SAN FRANCISCO. Sogar Martin Feldstein. Sogar dieser 69-jährige Harvard-Professor, eine Ikone der angebotsorientierten Wirtschaftspolitik, der seit den 70er-Jahren „Mehr Markt, weniger Staat“ predigt. Sogar dieser so betont konservative Ökonom hat jetzt John Maynard Keynes wiederentdeckt – und plädiert für ein massives staatliches Konjunkturprogramm, um die Wirtschaft vor dem Kollaps zu retten.
„Die Staatsausgaben müssen steigen – und zwar schnell und deutlich“, sagte Feldstein Anfang Januar auf der Jahrestagung der American Economic Association (AEA) in San Francisco. Leicht falle ihm dieser Rat nicht, schließlich sei er in Budgetfragen eigentlich ausgesprochen konservativ, räumte er ein. Aber er sehe im Moment keine Alternative.
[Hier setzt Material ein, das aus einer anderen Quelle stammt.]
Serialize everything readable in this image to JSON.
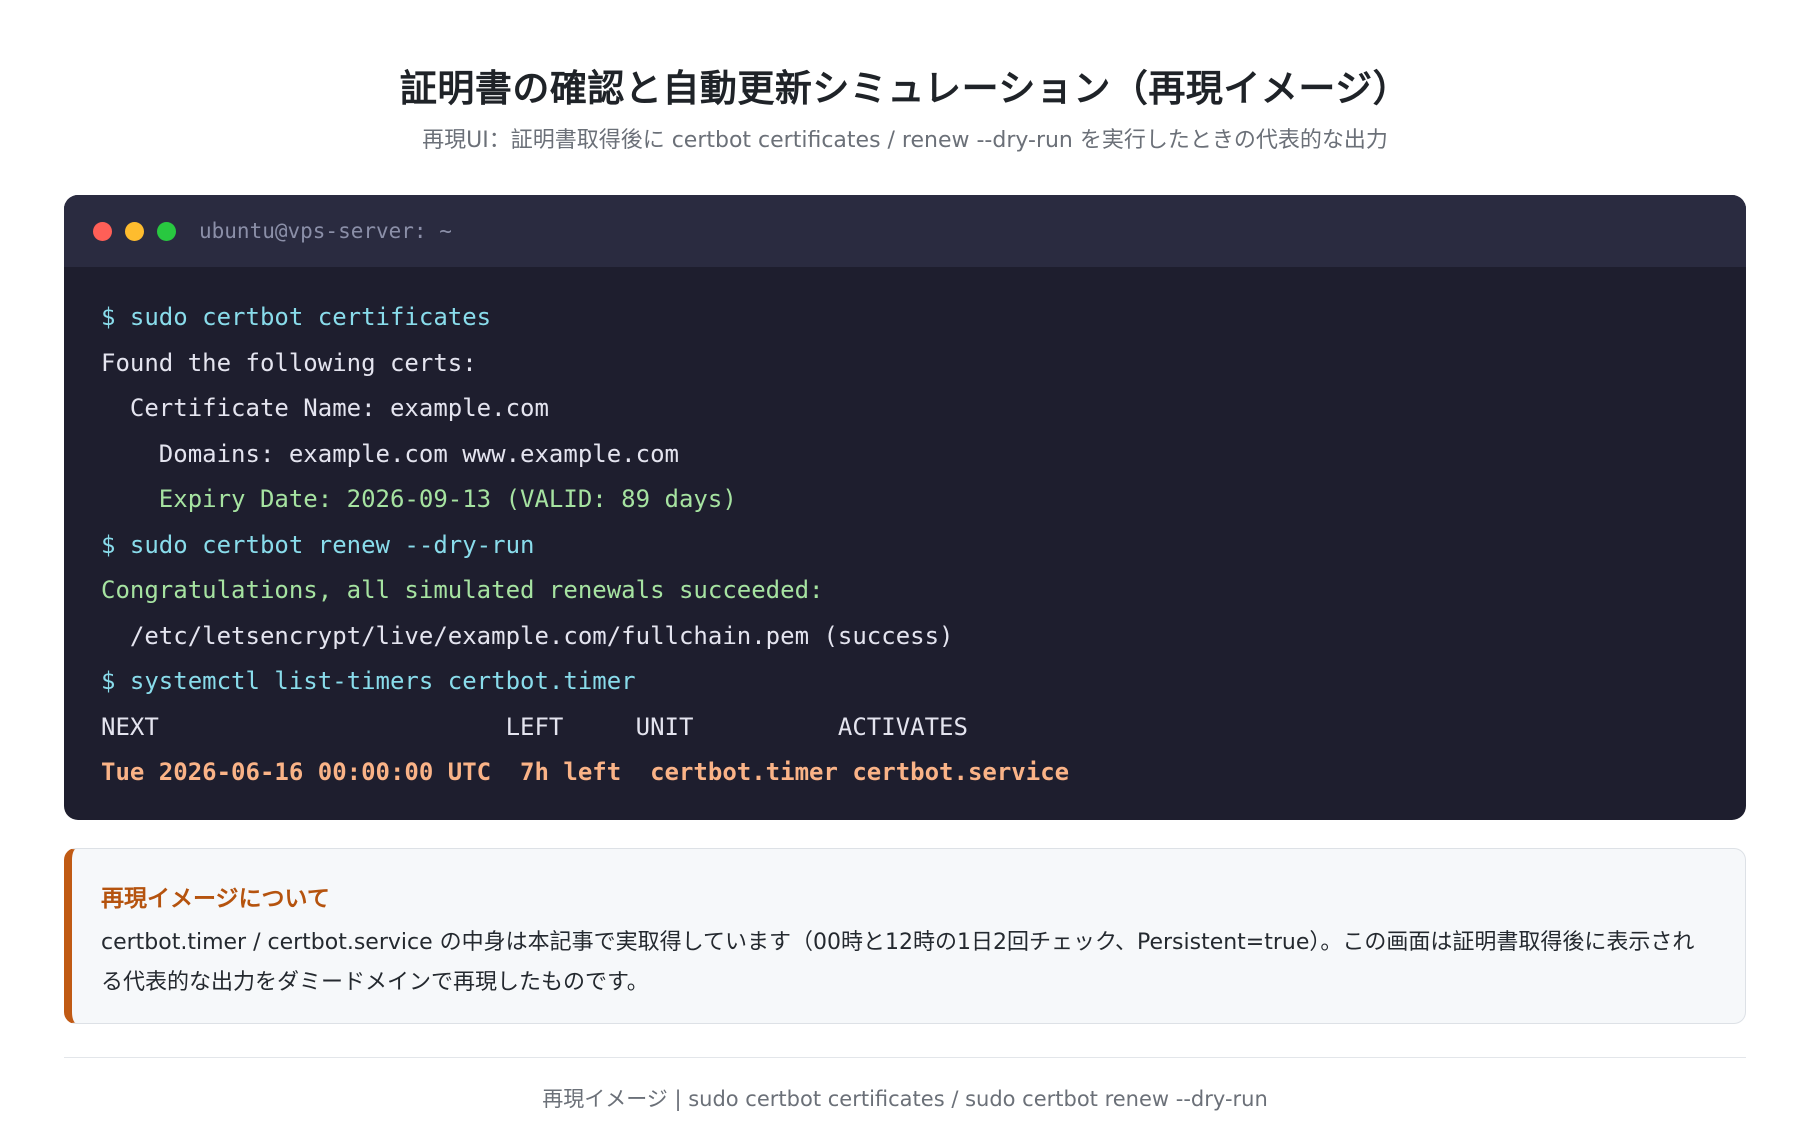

Die weltweite Finanz- und Wirtschaftskrise war das zentrale Thema auf der Ökonomen-Konferenz, für die mehr als 10000 Wissenschaftler an die amerikanische Westküste gereist waren. Anders als in Deutschland waren sich in San Francisco international hochkarätige Makroökonomen über alle Denkschulen hinweg einig: Die Industrieländer sollten schnell große und international koordinierte Konjunkturpakete beschließen, die vielschichtig sind, rasch wirken und bei Bedarf ausgedehnt werden können.
„Vor zwei Jahren noch herrschte breiter Konsens, dass Fiskalpolitik nicht sinnvoll ist“, sagte Feldstein. „Heute sprechen sich auch Forscher, die noch vor kurzem sehr ablehnend waren, dafür aus.“
Immer mehr Ökonomen sind davon überzeugt, dass die Weltwirtschaft derzeit einen historisch beispiellosen Einbruch der Nachfrage erlebt. Im schlimmsten Fall könne sich die Situation zu einer zweiten „Great Depression“ ausweiten, fürchten Experten. Es bestehe die akute Gefahr einer sich selbst verstärkenden Abwärtsspirale aus Deflation, steigenden Schulden und neuen Problemen im Finanzsektor.
Eine Reihe hochkarätiger Wissenschaftler warnt inzwischen sogar ausdrücklich vor einer zweiten „großen Depression“. Das Risiko sei zwar klein, aber im höchsten Maße gefährlich, sagte Olivier Blanchard, Chefökonom des Internationalen Währungsfonds und Makro-Professor am MIT, in San Francisco.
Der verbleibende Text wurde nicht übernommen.